上の世代は経済的にも恵まれ、生活に困らない程度の資産があり、子育てがほぼ終了しているためか、コロナに直面した時に、しばらく休もうと考える人がいたのに対し、下の世代はこの状況でもできることは何かあるだろう?と知恵を絞り、手足を使い、動き回っている人が多くいました。どちらの選択肢が正しいと言う訳ではありませんが、世代により捉え方が違うことは、今後の日本経済に大きな影響があると感じています。
今回、堀江シェフのお料理は初めてだったのですが、以前の料理写真をWEBサイトで拝見してみるとかなり違います。

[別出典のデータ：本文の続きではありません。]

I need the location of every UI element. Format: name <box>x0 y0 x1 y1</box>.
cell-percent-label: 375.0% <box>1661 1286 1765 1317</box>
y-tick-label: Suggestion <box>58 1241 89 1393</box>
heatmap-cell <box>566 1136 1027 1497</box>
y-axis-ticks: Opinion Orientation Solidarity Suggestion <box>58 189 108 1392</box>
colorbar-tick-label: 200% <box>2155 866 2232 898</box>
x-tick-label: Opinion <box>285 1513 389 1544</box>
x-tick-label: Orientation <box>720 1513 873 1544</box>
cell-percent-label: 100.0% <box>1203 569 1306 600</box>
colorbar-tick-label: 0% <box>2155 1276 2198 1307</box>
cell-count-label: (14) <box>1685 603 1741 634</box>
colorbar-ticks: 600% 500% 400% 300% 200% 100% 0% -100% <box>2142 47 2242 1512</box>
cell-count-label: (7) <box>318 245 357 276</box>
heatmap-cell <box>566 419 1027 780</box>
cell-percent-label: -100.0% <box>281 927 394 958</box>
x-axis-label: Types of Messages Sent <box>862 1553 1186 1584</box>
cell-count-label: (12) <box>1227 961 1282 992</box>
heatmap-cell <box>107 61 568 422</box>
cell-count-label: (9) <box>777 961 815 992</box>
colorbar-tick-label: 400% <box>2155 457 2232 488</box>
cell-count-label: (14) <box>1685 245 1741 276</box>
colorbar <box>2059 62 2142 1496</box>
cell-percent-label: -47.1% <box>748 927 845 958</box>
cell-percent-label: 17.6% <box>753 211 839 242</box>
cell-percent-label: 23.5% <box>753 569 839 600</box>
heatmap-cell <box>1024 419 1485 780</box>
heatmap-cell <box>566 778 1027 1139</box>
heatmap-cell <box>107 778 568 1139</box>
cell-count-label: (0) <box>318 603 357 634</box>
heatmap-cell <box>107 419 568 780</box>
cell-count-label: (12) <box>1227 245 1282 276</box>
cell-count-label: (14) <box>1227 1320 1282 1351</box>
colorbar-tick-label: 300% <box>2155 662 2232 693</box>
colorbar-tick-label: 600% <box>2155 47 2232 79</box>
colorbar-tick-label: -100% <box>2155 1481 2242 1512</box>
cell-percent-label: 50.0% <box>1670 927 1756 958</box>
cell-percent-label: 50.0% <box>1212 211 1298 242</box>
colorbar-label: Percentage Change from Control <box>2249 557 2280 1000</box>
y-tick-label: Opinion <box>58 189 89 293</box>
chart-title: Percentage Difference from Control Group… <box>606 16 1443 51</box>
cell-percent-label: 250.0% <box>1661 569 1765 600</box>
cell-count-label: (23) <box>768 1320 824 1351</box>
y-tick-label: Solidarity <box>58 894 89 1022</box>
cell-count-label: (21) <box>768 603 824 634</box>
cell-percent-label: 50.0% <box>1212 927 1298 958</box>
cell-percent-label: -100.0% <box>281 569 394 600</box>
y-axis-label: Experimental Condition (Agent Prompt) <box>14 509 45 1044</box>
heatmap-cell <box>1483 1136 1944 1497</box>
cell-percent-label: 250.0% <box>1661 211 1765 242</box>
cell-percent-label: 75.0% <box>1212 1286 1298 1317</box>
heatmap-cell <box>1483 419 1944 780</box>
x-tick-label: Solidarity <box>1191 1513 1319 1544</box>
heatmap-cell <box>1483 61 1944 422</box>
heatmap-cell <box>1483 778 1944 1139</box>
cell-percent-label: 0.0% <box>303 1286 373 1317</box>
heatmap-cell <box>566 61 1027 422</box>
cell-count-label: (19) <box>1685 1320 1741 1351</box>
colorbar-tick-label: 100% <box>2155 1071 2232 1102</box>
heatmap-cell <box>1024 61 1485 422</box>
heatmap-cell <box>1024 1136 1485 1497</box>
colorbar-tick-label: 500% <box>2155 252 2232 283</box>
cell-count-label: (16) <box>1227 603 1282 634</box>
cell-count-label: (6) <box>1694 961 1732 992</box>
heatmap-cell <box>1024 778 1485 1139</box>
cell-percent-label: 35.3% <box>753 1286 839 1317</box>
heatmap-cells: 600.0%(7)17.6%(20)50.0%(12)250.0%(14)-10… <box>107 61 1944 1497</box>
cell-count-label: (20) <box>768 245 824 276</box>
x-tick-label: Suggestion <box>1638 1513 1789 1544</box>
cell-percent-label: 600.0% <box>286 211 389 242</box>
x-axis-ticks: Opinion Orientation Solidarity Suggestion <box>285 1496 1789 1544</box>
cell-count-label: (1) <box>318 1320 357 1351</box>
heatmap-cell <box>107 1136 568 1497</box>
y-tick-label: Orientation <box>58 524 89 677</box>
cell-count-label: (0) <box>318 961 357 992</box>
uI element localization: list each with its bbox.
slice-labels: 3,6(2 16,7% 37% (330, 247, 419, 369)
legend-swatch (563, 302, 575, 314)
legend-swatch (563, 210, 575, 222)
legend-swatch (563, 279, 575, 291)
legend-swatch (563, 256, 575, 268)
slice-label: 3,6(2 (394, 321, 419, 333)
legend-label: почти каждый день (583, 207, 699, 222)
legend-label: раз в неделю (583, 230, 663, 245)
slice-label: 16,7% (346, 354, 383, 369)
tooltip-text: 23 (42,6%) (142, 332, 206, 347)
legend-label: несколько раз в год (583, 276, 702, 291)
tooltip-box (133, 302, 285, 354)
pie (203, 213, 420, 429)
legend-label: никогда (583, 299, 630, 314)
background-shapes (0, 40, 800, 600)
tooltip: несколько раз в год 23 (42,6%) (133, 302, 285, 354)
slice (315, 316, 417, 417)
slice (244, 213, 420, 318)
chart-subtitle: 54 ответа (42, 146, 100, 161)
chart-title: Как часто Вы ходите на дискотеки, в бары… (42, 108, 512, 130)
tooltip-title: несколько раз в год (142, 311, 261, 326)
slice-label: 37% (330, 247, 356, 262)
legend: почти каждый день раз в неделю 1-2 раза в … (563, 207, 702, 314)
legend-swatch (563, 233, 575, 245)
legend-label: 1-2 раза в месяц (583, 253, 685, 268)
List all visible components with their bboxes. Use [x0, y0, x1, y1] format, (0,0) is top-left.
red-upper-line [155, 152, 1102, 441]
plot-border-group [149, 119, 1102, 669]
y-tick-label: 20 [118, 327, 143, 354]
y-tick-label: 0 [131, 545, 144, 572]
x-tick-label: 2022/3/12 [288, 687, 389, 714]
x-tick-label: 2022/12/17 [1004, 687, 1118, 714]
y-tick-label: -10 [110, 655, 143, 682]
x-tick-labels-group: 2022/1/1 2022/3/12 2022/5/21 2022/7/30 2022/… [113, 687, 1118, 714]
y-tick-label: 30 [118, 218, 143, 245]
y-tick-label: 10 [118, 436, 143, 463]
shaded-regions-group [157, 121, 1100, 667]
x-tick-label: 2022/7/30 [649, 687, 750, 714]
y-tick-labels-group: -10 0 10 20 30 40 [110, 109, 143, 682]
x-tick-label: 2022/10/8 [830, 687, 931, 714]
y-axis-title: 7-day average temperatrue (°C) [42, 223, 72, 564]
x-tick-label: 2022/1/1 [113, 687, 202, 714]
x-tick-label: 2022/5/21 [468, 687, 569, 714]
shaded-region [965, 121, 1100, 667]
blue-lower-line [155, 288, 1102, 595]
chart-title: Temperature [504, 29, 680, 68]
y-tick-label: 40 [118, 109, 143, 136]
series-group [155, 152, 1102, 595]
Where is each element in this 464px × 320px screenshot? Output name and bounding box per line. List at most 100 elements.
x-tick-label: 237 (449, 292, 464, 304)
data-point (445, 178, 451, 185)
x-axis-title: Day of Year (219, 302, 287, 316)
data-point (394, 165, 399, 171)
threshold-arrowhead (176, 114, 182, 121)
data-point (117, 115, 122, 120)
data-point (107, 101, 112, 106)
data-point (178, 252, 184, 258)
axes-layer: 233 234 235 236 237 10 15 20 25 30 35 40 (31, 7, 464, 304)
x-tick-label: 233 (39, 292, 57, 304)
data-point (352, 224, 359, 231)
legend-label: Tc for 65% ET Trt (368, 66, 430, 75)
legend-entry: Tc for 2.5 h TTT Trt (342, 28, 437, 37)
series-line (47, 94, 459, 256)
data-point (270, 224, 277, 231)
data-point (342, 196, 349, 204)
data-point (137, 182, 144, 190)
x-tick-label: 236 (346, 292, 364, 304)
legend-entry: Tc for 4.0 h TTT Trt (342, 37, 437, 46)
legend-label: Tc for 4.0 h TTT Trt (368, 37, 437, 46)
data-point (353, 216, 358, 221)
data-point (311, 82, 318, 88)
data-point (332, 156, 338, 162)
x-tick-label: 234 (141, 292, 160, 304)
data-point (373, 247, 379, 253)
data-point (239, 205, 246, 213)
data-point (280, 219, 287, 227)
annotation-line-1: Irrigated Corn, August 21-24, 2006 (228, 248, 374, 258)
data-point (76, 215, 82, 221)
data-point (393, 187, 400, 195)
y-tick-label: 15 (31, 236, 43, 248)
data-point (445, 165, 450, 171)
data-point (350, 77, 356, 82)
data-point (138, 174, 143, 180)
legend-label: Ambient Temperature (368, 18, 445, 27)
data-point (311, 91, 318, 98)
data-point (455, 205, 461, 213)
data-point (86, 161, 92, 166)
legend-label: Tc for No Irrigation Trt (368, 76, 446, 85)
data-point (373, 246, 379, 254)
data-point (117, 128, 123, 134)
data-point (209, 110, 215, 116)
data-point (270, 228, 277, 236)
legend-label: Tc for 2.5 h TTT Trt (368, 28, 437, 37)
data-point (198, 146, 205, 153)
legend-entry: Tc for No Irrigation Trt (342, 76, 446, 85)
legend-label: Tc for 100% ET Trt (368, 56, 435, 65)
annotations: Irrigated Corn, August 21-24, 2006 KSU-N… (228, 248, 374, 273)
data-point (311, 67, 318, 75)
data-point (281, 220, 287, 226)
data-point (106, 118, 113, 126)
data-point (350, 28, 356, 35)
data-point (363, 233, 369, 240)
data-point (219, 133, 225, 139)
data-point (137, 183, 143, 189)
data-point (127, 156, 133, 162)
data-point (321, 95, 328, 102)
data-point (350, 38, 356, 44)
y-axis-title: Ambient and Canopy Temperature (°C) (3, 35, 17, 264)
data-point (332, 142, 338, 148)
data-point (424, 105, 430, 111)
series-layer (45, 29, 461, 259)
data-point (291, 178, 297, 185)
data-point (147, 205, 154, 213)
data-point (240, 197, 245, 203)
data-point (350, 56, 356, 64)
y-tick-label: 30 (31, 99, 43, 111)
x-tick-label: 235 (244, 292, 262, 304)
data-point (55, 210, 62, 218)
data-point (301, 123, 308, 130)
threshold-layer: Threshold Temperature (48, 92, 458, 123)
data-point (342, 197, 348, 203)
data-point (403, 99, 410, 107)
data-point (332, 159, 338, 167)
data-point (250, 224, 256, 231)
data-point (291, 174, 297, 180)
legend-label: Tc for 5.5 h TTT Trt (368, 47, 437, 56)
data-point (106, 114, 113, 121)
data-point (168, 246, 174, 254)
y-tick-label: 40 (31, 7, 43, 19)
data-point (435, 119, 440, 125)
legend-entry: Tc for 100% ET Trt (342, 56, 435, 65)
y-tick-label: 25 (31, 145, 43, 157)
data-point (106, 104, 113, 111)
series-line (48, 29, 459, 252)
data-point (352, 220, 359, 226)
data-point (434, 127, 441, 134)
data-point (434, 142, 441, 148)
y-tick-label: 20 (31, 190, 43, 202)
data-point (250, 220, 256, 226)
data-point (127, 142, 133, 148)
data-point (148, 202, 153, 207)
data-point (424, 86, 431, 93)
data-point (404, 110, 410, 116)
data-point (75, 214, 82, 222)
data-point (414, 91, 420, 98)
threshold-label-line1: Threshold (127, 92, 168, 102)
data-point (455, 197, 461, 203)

外食が当たり前ではなくなった今、食べ手が求めているものが変化していることを敏感に感じ取り、最高のパフォーマンスで応えようと努力されていることが伝わってきました。
必ず食べたい秋の旬食材、そして王道の料理を、誰も真似できないようなレベルで表現されているコース料理の数々、メニュー名をみると、「あ、普通。。。」と思われるかもしれませんが、レストランで味わうと別格。心がフワッと踊るような瞬間がいくつもありました。
堀江シェフはトスカーナ州とピエモンテ州で、9年に亘り研鑽を積み、そのうち3年はシェフとして店を任されたそうです。日本人で初めて、現地のイタリアンレストランでミシュランの一つ星を取った実力の持ち主です。
トスカーナ州とは、芸術の都「フィレンツェ」のある州です。食材に目を向けると、オリーブ畑やブドウ園、そして海に面しているので魚介類があります。食材はそのままで美味しいので、あまり手を加えません。8月から9月にかけて食べるイタリア食材といえば「ポルチーニ茸」です。日本人の「松茸」と同じように香り豊かで、秋がきた喜びを味わえる、誰もが興奮してしまう旬食材。トスカーナ州では、ポルチーニ祭りも行われているそうです。
一方、ピエモンテ州とは、ミラノの西側、イタリア共和国北西部に位置し、北はスイス、西はフランスと接しています。州都はイタリア第四の都市であるトリノ。スローフード運動発症の地として知られています。
ピエモンテ料理はサヴォイア家がトリノに首都を構えた際に、持ち込んだフランス宮廷料理がベースと言われ、一般的イタリア料理とは、異なり、バターやラードを使い、複雑なレシピのソースをかけるのが特徴です。
堀江シェフのイタリアンにフレンチを感じたのは、ピエモンテ料理を学ばれているからかもしれません。食材の美味しさを最大限に引き出しつつ、最新のトレンドを意識して、香り豊かなソースをかける技はお見事でした。
そして、コロナ騒動の長期化を視野に入れ、テイクアウト料理で大人気だったという「カレー」がシメに登場。色鮮やかな肉とソースが絶妙で、高級食材なのか?ハクビシンを使っています。しかし美味しいのです。お茶目な笑顔と金髪が素敵な堀江シェフ、YouTube動画やビストロ営業、テイクアウトなど、レストランの幅を広げようとしている意気込みを感じる一皿でした。
店名:Ristorante i-lunga
住所:〒158-0094 東京都世田谷区玉川3-13-7 柳小路南角1F
LUNCH 11:30-14:30 (13:30 L.I.)
DINNER 18:00-22:00 (19:30 L.I.)
※完全予約制 WEBサイトからお申し込みください。
この後は、コロナによる消費者ニーズの変化を受け止め、半年ぶりに集う美食仲間との会食にふさわしい、2020年秋のフルコースを写真付きで紹介します。
・魚介のサラダ カッチェッコ風
ポルチーニ茸のソテー スクランブルエッグ チーズソース
Primi Piatti(第一プリモピアット)タリアテッレ 牛・自家製サルシッチャのラグーソース
赤ワイン
Secondo Piatto(セコンドピアット)西豪黒牛バラのロースト
Per Chiudere(シメ)本州鹿のカレー
Pre Dolce(甘いデザート)はリコッタチーズのムースでバースデーのメッセージ付きでした。嬉しいです!ありがとうございます。